There are a few conditions that increase the hazards associated with sinkholes. The previously mentioned underground caves are often filled with groundwater. In regions where there is a rapidly growing population, a greater amount of water is extracted from the ground. Likewise, during periods of drought, the water table can drop considerably, leaving these caves filled with air instead of the water that would normally help to support the weight of the ground above. Without the support of the ground water, the surface can collapse. In some cases, increasing the weight on the surface by rapidly building large structures can also lead to sinkhole collapse. There are a few steps that can be taken to mitigate these issues. Geologists and environmental engineers can use ground-penetrating radar to identify the location of sinkholes. In some areas where sinkholes are very prevalent, engineers can fill the sinkholes with gravel, which will allow for water drainage while still supporting the surface.

Radon

Radon is a naturally occurring radioactive, colorless, odorless gas. It is the leading cause of lung cancer in non-smokers and the second leading cause of lung cancer overall. It can collect in homes, buildings, and even in the water supply. The bedrock geology and glacial history of the Midwest provides ideal conditions for radon hazards.

Radon is one of the products of decay from the breakdown of radioactive elements in soil, rock, and water. Uranium-238 undergoes radioactive decay, producing energy and several radioactive products, such as Radon-222 and Thorium-232, the latter of which decays to emit energy and Radon-220. Uranium and Thorium are naturally occurring radioactive elements found in bedrock such as granite, shale, and limestone. Most of the Midwest has bedrock consisting of shale, sandstone, limestone, and dolostone, all of which can contain radon (Figure 10.7). Most of the northern Midwest has been substantially eroded from the glaciers of the Pleistocene. These glaciers left behind large deposits of gravel, sand, and clay as they receded and melted. The gravel, sand, and clay are often the eroded remnants of radon-containing bedrock, and the moist temperate climate of the Midwest provides an excellent environment for weathering of both the bedrock and the glacial sediments. As they weather, more rock is exposed, which, in turn, allows more radon to be released.

Figure 10.7: Radon zone map of the US. (Note: Zone 1 contains the highest radon levels.)

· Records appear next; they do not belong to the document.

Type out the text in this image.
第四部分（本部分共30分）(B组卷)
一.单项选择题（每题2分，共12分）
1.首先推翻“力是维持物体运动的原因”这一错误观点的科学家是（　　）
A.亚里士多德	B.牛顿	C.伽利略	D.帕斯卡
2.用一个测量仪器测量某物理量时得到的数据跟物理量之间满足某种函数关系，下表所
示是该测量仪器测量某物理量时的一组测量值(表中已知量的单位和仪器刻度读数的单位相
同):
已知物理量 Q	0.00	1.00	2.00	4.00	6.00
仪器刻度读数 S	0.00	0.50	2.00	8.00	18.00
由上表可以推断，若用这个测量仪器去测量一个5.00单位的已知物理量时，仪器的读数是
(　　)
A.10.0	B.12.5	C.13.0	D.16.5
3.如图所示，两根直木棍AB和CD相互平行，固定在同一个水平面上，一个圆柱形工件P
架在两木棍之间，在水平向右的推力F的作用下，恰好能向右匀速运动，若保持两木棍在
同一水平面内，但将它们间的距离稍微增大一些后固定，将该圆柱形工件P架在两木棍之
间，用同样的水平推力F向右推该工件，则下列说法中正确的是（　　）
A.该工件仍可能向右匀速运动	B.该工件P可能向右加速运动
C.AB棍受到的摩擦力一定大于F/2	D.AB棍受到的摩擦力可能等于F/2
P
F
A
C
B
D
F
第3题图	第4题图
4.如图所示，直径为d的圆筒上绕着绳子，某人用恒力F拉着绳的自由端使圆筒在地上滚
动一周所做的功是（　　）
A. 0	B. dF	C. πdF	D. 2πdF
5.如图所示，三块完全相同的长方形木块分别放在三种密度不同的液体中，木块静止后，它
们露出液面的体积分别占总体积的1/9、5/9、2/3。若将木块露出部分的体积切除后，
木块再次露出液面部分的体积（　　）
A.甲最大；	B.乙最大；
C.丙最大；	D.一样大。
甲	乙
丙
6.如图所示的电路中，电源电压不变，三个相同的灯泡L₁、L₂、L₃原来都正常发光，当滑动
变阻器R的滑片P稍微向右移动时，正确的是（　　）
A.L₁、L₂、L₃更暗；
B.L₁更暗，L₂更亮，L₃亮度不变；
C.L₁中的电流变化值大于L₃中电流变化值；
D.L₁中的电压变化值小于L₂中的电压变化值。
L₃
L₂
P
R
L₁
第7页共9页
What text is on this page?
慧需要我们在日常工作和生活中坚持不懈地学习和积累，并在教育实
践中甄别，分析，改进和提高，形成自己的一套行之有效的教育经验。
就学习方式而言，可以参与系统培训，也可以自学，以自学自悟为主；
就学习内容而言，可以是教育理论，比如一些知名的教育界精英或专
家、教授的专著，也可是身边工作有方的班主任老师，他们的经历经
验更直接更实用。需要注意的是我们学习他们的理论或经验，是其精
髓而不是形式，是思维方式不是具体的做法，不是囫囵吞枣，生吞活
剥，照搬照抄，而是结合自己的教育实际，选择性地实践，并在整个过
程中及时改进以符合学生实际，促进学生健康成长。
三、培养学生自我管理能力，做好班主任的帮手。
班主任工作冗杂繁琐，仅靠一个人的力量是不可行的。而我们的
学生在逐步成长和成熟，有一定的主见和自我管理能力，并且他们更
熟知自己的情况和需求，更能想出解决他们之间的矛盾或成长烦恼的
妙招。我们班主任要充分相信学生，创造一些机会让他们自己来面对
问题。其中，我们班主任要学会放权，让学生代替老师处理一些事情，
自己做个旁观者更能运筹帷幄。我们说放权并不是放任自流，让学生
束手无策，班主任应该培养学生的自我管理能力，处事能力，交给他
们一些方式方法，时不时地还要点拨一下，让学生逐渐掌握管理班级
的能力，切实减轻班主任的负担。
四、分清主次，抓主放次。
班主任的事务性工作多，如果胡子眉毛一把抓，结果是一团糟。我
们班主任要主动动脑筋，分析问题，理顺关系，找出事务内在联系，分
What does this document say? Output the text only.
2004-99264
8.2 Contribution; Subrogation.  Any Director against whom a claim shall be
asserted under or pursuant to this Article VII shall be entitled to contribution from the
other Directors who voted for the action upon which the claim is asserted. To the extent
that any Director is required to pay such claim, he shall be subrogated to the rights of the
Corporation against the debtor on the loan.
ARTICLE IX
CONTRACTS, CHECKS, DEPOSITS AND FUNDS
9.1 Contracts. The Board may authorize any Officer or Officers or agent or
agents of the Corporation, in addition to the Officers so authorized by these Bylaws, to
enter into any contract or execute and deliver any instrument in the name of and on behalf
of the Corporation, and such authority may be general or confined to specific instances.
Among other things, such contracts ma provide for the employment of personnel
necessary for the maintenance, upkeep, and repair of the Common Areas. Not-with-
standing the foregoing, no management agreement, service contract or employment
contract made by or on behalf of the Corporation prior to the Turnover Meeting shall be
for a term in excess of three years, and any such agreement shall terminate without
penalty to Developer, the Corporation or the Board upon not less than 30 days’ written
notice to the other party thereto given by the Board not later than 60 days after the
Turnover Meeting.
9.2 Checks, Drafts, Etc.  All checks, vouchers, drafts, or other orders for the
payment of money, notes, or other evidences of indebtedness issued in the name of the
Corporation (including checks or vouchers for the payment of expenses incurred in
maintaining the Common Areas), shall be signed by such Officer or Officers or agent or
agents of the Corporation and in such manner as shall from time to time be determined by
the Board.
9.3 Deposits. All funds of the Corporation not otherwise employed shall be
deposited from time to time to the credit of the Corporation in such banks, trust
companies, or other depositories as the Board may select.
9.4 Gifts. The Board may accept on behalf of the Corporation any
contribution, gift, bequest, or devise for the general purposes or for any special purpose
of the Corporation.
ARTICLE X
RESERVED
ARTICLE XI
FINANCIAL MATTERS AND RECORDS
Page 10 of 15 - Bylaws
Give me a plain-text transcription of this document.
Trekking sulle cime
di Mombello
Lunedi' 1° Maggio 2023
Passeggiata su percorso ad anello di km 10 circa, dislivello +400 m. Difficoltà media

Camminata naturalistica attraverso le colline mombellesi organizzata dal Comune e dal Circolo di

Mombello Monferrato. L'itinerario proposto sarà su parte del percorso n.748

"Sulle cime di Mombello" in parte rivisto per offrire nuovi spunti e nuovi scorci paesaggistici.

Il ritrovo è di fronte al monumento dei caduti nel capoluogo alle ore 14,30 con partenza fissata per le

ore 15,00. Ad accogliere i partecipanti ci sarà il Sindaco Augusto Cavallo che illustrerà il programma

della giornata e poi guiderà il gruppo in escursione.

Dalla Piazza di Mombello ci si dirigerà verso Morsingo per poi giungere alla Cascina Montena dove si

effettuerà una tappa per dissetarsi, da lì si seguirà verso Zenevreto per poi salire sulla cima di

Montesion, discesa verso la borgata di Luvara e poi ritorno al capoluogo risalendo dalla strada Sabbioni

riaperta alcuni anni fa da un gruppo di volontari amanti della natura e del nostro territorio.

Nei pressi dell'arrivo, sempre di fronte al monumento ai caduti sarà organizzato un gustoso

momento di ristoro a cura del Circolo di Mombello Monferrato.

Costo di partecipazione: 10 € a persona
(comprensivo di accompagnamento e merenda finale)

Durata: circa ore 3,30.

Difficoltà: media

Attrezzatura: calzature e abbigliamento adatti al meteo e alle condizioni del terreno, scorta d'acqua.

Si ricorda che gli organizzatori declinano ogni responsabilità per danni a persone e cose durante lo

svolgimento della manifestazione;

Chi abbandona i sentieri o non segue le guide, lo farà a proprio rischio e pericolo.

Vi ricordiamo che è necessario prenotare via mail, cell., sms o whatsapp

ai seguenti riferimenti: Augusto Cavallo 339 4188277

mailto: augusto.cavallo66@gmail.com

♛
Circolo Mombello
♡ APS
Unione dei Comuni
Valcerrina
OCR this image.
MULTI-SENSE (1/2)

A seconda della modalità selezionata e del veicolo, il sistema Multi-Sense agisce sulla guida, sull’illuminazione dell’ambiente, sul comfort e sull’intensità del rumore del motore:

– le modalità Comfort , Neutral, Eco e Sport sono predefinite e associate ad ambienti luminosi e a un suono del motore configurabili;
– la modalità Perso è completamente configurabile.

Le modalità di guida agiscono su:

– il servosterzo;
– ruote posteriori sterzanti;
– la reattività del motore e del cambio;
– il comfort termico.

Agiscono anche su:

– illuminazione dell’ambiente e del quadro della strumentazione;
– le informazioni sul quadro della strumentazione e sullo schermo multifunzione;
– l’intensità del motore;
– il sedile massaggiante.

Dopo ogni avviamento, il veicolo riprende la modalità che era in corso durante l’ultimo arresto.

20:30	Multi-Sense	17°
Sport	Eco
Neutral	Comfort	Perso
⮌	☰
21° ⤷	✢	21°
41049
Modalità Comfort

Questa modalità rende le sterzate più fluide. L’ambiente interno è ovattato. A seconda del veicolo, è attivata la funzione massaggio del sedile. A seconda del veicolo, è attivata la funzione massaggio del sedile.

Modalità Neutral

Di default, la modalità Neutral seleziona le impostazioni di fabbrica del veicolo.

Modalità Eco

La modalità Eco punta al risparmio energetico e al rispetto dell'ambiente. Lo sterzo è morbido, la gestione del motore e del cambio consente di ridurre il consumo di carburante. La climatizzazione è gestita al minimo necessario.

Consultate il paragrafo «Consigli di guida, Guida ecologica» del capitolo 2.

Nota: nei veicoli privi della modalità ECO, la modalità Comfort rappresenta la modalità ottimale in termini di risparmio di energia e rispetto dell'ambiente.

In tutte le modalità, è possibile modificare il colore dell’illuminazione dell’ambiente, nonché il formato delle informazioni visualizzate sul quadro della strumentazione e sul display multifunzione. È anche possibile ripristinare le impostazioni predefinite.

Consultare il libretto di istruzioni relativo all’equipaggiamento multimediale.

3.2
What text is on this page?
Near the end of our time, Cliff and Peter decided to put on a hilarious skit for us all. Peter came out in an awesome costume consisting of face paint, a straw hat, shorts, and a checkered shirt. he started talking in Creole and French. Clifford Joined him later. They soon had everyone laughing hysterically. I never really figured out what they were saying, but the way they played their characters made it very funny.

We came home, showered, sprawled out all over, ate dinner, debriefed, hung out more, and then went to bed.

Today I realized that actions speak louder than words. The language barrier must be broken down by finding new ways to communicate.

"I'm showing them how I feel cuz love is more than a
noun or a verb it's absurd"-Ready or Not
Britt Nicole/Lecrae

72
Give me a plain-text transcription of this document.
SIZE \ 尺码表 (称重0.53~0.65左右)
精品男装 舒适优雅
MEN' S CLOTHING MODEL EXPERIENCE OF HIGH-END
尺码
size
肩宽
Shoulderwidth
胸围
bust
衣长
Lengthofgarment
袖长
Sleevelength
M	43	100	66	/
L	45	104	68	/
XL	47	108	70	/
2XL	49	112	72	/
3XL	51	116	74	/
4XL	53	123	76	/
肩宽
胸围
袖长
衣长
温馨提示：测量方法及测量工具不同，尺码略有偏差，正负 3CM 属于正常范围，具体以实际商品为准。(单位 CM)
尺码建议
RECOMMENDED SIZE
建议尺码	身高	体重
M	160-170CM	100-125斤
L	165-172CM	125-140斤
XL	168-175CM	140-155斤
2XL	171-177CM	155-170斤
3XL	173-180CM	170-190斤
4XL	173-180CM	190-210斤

Radon gas finds its way through cracks in the basement foundation, sump pump wells, dirt floor crawlspaces in the basement, and basement floor drains. Radon can be found in water from wells and municipal water. Since radon is more easily released from warm water than from cold water, one of the greatest forms of exposure likely occurs while showering in water with high radon levels. Fortunately, with proper monitoring and mitigation (reduction) techniques, radon gas can be easily reduced to low levels. One technique that is often used in homes involves sealing cracks in the basement floor, covering drains, and installing ventilation systems. A well ventilated space will prevent the radon from accumulating and will reduce the risk of exposure. Most states have licensed radon mitigation specialists who are trained in the proper testing and mitigation of radon levels in buildings. The EPA has published a homebuyer’s guide designed to help citizens make informed decisions about radon gas. For radon in water, filtration systems can be installed to mitigate exposure in the home.